HyDE: Boosting Vector Search Recall with Hypothetical Answers

TL;DR Have an LLM generate an 'ideal answer' first, then embed that hypothetical document for search — it outperforms searching with the raw query.

#rag #hyde #embedding #vector-search #query-enhancement

Table of Contents

How It Works
Prompt Design
When to Trigger HyDE
Parallel Execution
Why It Works
Limitations
References

🌏 中文版

Vector search has a fundamental asymmetry problem: the language patterns of a user’s query and the documents in your database are very different.

A user asks: “Which route at Longdong is good for a first outdoor climb?” The document in the database reads: “Longdong North Wall, 5.9, sport climbing, well-protected, clean fall zones, suitable for beginners getting into outdoor climbing.”

The query is a question; the document is a description. Their embeddings end up far apart in vector space, and search recall suffers.

HyDE (Hypothetical Document Embeddings) solves this by using an LLM to transform the query into a “hypothetical ideal answer document,” then searching with that document instead. The hypothetical document shares much closer language patterns with real documents in the database, resulting in smaller embedding distances and better search quality.

How It Works

User Query → LLM → Hypothetical Document → Embedding → Vector Search
                                                              ↓
                                                    Real Documents in DB

The LLM-generated hypothetical document doesn’t need to be accurate — it’s just a semantic bridge. Even if the content is wrong, as long as the language patterns (vocabulary, structure, tone) resemble the documents in the database, the embedding will surface more relevant results.

Prompt Design

Based on the following climbing question, generate a hypothetical ideal answer document (under 100 words).
It doesn't need to be accurate — just written in a style similar to a climbing route description.

Question: {query}
Hypothetical answer document:

The 100-word limit matters — too long and unrelated semantics dilute the embedding; too short and there isn’t enough semantic signal to capture.

When to Trigger HyDE

HyDE doesn’t run on every query — it only activates when queryType === 'complex'. The reasoning:

Simple queries (e.g., “How many routes are at Longdong?”): semantics are clear, no hypothetical document needed
General knowledge queries (e.g., “forearm training methods”): answered directly by the LLM, no RAG needed
SQL queries (e.g., “How many routes did I complete this year?”): handled by structured queries, no embedding needed
Complex queries (e.g., “Longdong route recommendations for intermediate climbers”): semantically ambiguous, multi-condition — this is where HyDE delivers the most value

Parallel Execution

The HyDE LLM call and the embedding of the original query run in parallel, so there’s no added serial latency:

const [queryEmbedding, hydeEmbedding] = await Promise.all([
  embed(query),
  generateHyDEAndEmbed(query), // LLM generation + embed
]);

// Each embedding searches independently; results are merged with RRF
const [queryResults, hydeResults] = await Promise.all([
  searchVectorize(queryEmbedding, filter, topK),
  searchVectorize(hydeEmbedding, filter, topK),
]);

When fed into RRF, the HyDE search results are treated as a separate lane, merged alongside other search paths (BM25, Multi-Query).

Why It Works

The original query vector represents the semantics of the question, while the hypothetical document vector represents the semantics of an answer.

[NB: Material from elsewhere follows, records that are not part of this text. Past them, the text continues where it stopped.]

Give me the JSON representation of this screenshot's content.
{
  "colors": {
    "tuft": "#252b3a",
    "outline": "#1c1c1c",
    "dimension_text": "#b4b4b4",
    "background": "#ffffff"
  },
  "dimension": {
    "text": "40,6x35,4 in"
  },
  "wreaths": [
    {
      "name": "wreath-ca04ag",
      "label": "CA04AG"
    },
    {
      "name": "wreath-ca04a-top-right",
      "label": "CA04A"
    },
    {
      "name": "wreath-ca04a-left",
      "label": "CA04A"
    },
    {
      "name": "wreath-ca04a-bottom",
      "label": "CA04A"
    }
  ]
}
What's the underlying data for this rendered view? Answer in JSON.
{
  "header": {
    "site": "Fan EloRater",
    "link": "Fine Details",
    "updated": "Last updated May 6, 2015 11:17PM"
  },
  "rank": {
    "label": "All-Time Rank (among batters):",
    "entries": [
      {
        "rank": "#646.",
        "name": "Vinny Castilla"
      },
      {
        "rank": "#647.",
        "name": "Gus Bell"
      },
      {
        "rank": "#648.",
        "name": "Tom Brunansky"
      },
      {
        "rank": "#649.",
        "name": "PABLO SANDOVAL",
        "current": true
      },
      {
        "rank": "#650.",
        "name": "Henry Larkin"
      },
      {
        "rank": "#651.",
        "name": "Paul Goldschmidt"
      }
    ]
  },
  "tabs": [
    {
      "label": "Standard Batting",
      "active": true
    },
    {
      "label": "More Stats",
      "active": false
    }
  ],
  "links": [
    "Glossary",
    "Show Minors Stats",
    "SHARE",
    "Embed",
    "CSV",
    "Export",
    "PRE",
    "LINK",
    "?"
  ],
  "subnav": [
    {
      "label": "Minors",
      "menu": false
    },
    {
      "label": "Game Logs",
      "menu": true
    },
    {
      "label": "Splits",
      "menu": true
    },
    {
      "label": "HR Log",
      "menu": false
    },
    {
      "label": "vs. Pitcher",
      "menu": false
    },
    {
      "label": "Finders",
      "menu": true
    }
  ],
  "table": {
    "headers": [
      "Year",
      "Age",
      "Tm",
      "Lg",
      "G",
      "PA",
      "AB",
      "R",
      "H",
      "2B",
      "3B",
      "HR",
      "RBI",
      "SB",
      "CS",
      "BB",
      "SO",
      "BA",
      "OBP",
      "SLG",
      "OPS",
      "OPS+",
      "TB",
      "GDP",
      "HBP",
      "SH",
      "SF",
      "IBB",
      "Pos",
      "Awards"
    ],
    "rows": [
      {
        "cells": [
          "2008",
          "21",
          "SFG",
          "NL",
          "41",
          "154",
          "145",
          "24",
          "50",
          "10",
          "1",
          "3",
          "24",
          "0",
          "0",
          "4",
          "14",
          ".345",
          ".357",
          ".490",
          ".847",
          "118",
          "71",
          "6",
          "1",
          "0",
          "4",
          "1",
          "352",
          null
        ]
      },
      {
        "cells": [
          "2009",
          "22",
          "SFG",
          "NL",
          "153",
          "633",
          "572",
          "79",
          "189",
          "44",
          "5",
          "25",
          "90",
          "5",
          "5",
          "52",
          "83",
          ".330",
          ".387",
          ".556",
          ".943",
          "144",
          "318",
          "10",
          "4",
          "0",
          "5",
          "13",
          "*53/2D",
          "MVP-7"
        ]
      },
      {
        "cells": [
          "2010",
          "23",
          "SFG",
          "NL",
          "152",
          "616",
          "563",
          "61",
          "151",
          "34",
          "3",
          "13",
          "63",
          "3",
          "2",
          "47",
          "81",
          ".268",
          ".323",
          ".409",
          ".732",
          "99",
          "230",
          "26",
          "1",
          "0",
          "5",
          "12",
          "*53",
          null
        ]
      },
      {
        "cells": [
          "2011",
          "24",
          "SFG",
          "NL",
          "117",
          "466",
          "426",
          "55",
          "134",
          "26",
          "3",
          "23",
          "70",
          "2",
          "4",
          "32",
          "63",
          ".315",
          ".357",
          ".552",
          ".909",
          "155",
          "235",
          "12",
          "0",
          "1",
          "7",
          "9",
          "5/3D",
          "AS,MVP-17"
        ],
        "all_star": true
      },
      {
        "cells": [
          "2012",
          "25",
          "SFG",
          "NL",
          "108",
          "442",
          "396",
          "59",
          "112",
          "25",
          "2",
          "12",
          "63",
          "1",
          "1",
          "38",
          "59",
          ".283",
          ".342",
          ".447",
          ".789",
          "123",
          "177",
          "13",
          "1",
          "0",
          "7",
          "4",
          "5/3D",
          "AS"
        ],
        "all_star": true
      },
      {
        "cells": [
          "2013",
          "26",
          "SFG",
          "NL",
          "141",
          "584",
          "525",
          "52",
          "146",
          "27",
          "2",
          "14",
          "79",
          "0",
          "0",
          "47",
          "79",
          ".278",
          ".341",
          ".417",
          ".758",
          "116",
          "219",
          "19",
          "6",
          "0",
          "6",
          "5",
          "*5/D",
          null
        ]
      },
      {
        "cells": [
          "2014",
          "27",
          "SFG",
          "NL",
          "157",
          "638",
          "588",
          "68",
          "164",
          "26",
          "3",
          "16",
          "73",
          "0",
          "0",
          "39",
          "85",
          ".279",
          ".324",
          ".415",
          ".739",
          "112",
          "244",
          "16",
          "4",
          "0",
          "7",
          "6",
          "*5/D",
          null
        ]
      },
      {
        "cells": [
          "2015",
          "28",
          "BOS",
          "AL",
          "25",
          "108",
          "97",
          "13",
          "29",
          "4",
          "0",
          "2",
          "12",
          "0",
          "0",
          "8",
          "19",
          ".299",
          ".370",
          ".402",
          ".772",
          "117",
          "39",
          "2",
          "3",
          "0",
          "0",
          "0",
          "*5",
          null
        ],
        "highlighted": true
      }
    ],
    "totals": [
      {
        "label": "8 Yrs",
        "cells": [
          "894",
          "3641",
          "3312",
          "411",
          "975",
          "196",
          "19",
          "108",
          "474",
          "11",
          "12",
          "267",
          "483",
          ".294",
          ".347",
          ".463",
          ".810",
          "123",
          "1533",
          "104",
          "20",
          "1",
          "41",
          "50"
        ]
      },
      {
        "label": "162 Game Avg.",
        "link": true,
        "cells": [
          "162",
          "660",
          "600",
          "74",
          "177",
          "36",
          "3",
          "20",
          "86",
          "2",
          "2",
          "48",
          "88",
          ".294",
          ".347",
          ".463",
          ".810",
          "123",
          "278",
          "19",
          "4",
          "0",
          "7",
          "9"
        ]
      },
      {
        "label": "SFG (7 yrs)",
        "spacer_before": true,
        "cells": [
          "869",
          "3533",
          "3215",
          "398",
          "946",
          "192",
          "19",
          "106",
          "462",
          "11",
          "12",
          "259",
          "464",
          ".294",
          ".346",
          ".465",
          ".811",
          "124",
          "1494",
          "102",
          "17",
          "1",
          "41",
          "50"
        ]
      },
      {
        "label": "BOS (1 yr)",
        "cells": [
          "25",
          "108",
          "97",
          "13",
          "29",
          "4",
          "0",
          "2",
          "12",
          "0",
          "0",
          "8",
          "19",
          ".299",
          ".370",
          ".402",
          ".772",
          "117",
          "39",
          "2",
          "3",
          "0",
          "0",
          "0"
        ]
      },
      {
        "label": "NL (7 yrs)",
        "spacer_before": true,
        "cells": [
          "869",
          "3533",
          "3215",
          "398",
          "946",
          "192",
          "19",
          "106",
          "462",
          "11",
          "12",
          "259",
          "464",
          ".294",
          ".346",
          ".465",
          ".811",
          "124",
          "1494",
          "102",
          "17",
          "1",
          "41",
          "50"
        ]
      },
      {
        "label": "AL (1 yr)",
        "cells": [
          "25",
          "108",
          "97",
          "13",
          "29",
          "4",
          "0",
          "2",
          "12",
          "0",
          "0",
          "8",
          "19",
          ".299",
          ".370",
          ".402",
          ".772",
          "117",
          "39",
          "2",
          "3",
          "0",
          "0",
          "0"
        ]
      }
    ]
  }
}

Documents in the database are much closer to “answer semantics,” so searching with the hypothetical document naturally yields higher recall.

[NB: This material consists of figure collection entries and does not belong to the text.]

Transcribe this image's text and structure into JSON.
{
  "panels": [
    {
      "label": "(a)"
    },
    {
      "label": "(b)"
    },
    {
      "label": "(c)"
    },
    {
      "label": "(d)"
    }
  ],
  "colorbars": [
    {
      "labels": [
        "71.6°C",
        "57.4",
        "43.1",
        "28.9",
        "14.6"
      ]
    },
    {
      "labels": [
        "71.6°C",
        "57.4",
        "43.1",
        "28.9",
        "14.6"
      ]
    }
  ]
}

The original paper (Gao et al., 2022) replaced the query embedding entirely with the hypothetical document embedding. In practice, however, combining both and merging results via RRF outperforms either alone: the query embedding preserves original intent, while the HyDE embedding expands semantic coverage.

Limitations

One extra LLM call adds latency cost (even though it runs in parallel, it still consumes tokens)
If the generated hypothetical document drifts too far from the domain, it can introduce noise
Limited benefit for short queries (3–5 words) where the semantics are already clear

Overall, for complex or ambiguous natural language queries, HyDE is a low-cost, high-impact way to improve recall.